The Cost of Not Supporting Working Women

By Kiese HansenBill Emerson National Hunger Fellow

In the last 50 years, women have made great advances in the workplace. Forty percent of businesses are currently women-owned. Women have also surpassed men in educational attainment. And a record number of women are serving in Congress. Despite this progress, women continue to face unfavorable policy and work environments. Comprehensive work and family supports are needed to generate better outcomes for women and strengthen our economy.

From 1950 to 1990, women’s labor force participation rate exploded from 33 percent to 57 percent; however, the rate has since plateaued. Relative to other developed countries, one study found that U.S. women’s participation has decreased 28-29 percent – a decrease largely attributed to a lack of worker protections like paid family and medical leave and benefits for part-time workers. This has severely undermined our economy. Because of women’s low labor participation, we’re losing out on an additional $500 billion in economic output per year. Research also shows that reducing occupational barriers for women leads to GDP growth.

Four key policies would help women across the country as well as their employers and the communities where they live. These policies would improve job quality for all workers, particularly low-income women and women of color, and result in increased workforce participation, improved financial stability, and long-term economic mobility.

1. Raise the minimum wage.

Women are disproportionately represented in low-wage and tipped work. Sixty-six percent of tipped workers are women. If the federal minimum wage increased to $15 an hour (including an elimination of the tipped minimum wage), 23.1 million women would receive a raise.

Maintaining a low minimum wage deprives women of improved quality of life and increased purchasing power. Raising the minimum wage is a proven method to combat poverty. For minimum-wage workers and their families, a wage hike would increase household income and spending, which in turn would stimulate the economy.

2. Expand access to paid family and medical leave.
The U.S. sorely needs a federal paid family and medical leave policy. The Family and Medical Leave Act (FMLA) provides workers 12 weeks of unpaid leave. FMLA is cost-prohibitive for working mothers who need continuous income to meet basic needs. Moreover, 40 percent of workers aren’t eligible for FMLA. 

Without paid leave, many women are forced to quit their jobs or reduce their hours to care for themselves or a loved one, losing an estimated $9.6 billion in wages per year.

3. Ensure all workers get paid sick days.
One in five mothers in low-wage work report losing a job to take care of themselves or a family member. Job loss is an income shock that can have severe short-term and long-term consequences (difficulty paying rent, bills, and other expenses). For employers, it leads to turnover. The cost of replacing an employee is usually 16-20 percent of an employee’s annual salary.
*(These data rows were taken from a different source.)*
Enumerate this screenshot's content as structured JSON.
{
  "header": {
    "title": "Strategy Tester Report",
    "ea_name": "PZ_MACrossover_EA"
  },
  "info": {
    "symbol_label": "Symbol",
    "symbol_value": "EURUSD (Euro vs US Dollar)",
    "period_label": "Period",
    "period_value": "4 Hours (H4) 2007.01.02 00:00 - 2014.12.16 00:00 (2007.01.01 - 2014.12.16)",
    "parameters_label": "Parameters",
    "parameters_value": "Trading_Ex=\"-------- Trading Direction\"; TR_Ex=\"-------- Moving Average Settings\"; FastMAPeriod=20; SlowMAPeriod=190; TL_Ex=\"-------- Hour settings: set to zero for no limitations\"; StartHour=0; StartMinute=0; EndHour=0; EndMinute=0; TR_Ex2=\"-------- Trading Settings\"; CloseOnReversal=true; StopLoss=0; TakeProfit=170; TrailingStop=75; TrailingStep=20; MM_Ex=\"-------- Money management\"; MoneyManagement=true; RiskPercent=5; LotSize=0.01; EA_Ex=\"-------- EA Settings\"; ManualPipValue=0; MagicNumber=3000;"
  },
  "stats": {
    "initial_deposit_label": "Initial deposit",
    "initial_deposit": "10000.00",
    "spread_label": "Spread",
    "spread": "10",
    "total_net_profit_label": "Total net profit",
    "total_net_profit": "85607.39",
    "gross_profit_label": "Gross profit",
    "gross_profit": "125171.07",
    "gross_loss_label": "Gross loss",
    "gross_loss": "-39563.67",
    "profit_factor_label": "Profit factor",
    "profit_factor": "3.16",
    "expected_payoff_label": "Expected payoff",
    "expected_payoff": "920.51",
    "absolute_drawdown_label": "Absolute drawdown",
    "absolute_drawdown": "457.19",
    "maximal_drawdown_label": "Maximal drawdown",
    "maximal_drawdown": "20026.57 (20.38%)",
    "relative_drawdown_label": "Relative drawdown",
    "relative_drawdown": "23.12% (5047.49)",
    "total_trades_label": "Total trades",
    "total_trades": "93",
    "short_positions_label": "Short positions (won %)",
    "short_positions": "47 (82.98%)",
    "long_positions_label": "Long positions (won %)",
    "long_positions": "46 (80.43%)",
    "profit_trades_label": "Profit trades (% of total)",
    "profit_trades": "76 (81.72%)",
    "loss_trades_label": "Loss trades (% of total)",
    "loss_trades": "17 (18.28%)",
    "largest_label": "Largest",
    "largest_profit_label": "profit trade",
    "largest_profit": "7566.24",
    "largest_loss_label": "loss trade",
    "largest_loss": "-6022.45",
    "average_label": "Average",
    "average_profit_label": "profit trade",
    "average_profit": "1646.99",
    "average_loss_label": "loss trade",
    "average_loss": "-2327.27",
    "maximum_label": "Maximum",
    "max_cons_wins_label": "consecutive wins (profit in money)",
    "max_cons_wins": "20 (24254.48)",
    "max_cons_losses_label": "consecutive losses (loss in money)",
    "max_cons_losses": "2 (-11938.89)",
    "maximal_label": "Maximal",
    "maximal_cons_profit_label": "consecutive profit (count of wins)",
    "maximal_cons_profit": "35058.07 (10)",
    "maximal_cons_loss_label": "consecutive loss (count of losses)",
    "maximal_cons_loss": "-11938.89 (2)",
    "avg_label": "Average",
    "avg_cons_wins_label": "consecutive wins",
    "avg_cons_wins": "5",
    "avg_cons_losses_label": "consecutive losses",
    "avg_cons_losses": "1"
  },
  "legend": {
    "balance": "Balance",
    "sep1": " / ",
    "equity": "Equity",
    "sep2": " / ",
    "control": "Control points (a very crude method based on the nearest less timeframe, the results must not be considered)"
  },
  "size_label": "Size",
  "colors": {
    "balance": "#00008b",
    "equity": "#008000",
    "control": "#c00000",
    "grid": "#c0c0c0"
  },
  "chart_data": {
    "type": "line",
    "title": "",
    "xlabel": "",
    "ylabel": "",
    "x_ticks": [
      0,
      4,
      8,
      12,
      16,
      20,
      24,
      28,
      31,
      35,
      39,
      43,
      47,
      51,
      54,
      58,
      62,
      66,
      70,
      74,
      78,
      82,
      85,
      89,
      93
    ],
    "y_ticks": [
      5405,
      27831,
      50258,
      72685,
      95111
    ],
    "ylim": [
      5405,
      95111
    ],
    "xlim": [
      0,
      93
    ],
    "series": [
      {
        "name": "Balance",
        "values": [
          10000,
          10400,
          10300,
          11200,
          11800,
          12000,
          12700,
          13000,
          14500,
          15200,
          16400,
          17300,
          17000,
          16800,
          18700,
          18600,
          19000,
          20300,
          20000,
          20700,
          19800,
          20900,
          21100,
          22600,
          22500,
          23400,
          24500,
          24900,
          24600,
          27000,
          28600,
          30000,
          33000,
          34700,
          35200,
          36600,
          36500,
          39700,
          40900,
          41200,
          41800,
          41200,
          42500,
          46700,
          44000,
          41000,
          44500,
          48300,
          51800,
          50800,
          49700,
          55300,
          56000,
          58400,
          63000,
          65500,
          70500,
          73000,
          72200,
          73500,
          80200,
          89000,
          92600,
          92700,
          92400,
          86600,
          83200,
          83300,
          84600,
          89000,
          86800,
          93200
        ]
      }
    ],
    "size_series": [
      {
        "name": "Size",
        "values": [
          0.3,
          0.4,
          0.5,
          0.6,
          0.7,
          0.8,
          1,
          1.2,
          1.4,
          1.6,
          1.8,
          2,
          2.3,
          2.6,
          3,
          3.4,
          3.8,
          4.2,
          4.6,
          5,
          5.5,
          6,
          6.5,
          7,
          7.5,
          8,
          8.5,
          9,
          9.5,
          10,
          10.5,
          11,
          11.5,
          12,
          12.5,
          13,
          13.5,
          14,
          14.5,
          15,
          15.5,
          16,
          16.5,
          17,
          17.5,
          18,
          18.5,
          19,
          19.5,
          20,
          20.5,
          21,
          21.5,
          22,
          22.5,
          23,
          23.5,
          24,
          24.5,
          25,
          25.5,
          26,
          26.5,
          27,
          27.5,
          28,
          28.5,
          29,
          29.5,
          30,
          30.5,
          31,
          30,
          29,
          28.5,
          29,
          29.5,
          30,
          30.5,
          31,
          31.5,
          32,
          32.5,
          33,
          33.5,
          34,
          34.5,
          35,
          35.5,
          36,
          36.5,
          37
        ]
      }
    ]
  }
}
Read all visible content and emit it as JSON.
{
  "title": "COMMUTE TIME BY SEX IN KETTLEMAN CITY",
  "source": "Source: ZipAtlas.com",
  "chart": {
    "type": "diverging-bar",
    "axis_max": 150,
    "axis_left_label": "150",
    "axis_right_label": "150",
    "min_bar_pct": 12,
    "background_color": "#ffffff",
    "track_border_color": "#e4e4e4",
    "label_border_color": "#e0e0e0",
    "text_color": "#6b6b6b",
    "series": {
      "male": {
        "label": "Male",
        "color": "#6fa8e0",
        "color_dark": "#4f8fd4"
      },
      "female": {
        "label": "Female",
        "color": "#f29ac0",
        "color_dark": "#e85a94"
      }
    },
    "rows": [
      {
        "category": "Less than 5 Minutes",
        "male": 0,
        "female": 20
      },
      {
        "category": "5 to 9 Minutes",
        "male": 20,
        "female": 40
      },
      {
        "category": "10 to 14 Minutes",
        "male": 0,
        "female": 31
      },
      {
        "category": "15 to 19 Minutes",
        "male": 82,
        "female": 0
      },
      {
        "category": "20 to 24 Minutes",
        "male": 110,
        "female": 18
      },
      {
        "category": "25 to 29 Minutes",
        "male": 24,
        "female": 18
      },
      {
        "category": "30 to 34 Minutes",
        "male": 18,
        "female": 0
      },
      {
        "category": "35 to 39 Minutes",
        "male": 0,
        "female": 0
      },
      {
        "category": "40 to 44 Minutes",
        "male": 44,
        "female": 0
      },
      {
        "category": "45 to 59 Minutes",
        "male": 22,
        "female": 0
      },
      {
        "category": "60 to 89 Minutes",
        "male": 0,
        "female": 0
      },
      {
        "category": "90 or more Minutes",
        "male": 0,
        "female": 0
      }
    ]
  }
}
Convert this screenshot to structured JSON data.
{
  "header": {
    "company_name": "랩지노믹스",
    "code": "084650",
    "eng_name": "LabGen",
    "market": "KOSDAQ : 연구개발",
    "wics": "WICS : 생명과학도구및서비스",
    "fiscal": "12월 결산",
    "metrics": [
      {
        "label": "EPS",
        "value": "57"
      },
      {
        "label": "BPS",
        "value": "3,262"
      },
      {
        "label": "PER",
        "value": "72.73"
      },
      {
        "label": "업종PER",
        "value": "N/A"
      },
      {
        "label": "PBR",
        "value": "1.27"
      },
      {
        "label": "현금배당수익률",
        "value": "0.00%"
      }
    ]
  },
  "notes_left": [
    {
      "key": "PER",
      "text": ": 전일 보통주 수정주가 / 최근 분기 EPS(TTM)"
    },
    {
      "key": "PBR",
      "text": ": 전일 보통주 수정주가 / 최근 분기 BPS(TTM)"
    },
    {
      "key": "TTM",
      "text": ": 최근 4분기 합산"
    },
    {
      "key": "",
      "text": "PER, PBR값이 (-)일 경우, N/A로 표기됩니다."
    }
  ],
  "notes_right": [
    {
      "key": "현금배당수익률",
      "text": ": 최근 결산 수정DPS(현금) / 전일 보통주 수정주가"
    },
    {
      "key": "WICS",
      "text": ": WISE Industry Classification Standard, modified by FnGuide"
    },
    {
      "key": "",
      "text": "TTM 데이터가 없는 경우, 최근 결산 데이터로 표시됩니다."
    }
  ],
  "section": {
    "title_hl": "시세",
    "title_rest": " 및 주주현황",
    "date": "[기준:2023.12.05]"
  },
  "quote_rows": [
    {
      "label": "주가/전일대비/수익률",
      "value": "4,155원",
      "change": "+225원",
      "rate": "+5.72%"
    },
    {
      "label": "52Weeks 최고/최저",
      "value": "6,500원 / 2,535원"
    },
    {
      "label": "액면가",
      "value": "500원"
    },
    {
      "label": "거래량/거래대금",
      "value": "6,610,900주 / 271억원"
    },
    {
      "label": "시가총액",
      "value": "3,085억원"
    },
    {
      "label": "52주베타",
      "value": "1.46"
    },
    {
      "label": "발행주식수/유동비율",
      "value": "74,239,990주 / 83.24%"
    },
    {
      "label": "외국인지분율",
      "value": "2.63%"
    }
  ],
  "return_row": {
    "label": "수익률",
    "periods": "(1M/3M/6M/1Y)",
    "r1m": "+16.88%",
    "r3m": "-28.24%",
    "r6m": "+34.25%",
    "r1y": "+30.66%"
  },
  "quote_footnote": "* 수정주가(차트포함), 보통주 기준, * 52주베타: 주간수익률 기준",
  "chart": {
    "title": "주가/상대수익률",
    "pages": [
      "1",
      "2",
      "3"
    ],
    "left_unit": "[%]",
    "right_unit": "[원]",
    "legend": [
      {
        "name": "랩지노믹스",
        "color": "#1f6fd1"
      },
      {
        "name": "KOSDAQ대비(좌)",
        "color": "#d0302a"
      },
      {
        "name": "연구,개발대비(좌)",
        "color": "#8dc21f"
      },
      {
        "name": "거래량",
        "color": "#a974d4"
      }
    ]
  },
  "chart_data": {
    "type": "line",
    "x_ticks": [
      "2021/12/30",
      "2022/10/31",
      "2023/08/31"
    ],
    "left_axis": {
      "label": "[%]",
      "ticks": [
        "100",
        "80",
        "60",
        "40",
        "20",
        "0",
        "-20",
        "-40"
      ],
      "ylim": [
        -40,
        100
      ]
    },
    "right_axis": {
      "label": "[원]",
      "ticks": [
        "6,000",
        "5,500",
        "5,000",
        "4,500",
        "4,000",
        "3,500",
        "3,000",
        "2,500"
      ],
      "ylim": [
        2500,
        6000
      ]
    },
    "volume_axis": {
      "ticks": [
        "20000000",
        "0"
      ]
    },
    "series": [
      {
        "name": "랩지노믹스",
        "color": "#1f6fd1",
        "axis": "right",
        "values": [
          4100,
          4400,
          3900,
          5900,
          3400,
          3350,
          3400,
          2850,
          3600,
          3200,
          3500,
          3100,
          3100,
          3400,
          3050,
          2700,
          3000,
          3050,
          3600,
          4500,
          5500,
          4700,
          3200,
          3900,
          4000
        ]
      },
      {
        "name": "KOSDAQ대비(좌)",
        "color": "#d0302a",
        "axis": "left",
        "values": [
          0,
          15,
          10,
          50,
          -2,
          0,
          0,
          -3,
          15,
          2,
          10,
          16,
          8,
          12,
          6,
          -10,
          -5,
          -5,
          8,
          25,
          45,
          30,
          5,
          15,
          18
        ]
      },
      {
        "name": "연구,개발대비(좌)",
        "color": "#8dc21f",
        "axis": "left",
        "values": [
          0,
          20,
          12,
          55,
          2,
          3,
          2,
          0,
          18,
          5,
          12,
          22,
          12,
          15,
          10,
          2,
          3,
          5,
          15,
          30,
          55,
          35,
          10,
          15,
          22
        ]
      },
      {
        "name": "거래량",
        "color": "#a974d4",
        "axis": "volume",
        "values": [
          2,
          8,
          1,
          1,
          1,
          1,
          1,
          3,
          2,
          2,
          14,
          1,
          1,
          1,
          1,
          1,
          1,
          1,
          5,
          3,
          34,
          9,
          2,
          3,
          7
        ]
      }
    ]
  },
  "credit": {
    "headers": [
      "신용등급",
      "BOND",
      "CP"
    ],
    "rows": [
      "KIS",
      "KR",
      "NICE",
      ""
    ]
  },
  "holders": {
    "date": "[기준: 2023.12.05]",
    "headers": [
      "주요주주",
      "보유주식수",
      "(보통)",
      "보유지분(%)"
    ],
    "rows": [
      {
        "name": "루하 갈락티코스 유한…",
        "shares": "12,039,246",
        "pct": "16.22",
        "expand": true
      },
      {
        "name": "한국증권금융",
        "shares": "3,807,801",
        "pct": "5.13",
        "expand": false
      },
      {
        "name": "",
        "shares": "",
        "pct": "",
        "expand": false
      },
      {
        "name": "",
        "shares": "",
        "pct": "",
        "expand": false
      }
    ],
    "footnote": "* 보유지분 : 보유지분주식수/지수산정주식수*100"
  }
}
In contrast, the costs of implementing paid sick days in the workplace are negligible. After Connecticut passed its paid sick days law, employers reported minimal impact on their overall administrative costs and business operations. Other states and jurisdictions with paid sick days laws have reported similar findings.

4. Guarantee fair scheduling.
Two-thirds of workers in low-wage and part-time work are women; these positions often have unpredictable schedules and inflexible hours. Volatile scheduling compounds the challenges detailed above. It’s hard to plan—manage finances, budget, take time off—when you don’t know when or how many hours you will be working.

The instability caused by unpredictable scheduling has an outsized impact on employees and the businesses that employ them. Guaranteeing stable, predictable scheduling for all workers would improve employee health and productivity.

Low wages, stress, and unemployment are unacceptable costs of our failure to support working women, especially when ready solutions are on the table. Policies to raise the minimum wage, expand access to paid family leave, ensure workers get access to paid sick days, and guarantee fair scheduling would have a tremendous impact on women in low-wage and part-time work. Not pursuing these solutions causes undue harm to households across the country and withholds billions from the U.S. economy.